What would be counterexamples to the following statement:
It is not true that any $n$-manifold with boundary is a $n$-manifold with finitely many embedded disjoint open disks removed, since that would mean that its boundary is a disjoint union of spheres. E.g. the solid torus $B^2\times S^1$ has boundary the torus $S^1\times S^1$, which is not a disjoint union pf spheres.
Fuzzy question: If one had a classification of manifolds (up to diffeomorphism/homeomorphism/h-equivalence), could one automatically obtain a clasification of manifolds with boundary?
I know that to each manifold $M$ with boundary, there is associated a double manifold $DM$, which is the disjoint union of two copies of $M$, glued along their boundary. But if knew precisely what $DM$ was (in the classification scheme), could we classify $M$ itself?
Is any manifold a double of some other manifold, i.e. can every manifold be split into equal halves?

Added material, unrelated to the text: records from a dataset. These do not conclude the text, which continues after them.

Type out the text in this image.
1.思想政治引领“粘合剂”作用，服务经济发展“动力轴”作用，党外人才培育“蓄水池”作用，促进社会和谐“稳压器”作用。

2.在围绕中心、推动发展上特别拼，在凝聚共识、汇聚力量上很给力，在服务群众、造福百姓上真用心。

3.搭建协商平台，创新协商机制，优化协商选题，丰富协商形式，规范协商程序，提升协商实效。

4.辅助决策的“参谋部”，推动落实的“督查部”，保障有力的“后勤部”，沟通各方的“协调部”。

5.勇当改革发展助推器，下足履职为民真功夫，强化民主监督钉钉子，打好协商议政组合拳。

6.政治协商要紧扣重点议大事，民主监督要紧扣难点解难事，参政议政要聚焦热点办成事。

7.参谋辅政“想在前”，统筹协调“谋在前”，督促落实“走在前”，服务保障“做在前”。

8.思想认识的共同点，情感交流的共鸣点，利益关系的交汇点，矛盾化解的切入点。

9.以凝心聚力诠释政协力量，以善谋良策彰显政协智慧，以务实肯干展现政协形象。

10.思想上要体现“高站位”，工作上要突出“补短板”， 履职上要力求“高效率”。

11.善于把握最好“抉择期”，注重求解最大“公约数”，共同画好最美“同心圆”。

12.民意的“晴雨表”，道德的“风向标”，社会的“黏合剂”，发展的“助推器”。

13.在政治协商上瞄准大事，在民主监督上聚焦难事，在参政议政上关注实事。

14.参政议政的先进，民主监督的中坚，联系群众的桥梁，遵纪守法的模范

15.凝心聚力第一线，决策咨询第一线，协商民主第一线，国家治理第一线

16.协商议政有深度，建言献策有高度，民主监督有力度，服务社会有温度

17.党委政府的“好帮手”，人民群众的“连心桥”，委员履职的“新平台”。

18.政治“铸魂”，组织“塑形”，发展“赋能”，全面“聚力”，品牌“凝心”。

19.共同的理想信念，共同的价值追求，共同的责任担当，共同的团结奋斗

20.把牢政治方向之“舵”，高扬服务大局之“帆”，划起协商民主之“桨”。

Simpler, $\mathbb RP^2$, the real projective plane, is not the double of a manifold with boundary.
If a manifold $M$ has boundary, notice that $\partial (M \times [0,1])$ is the double of $M$. So doubles have the property that they are boundaries of higher-dimensional manifolds. In dimension 2, a manifold is a double if and only if it is null-cobordant, which is if and only if it has even Euler characteristic.
You could construct some much sharper obstructions to a manifold being a double. Doubles have an effective action of $\mathbb Z_2$ with co-dimension $1$ fixed point set, the action switching the orientation of the normal bundle. With a little more work you could refine this to an if and only if statement for when a manifold is a double.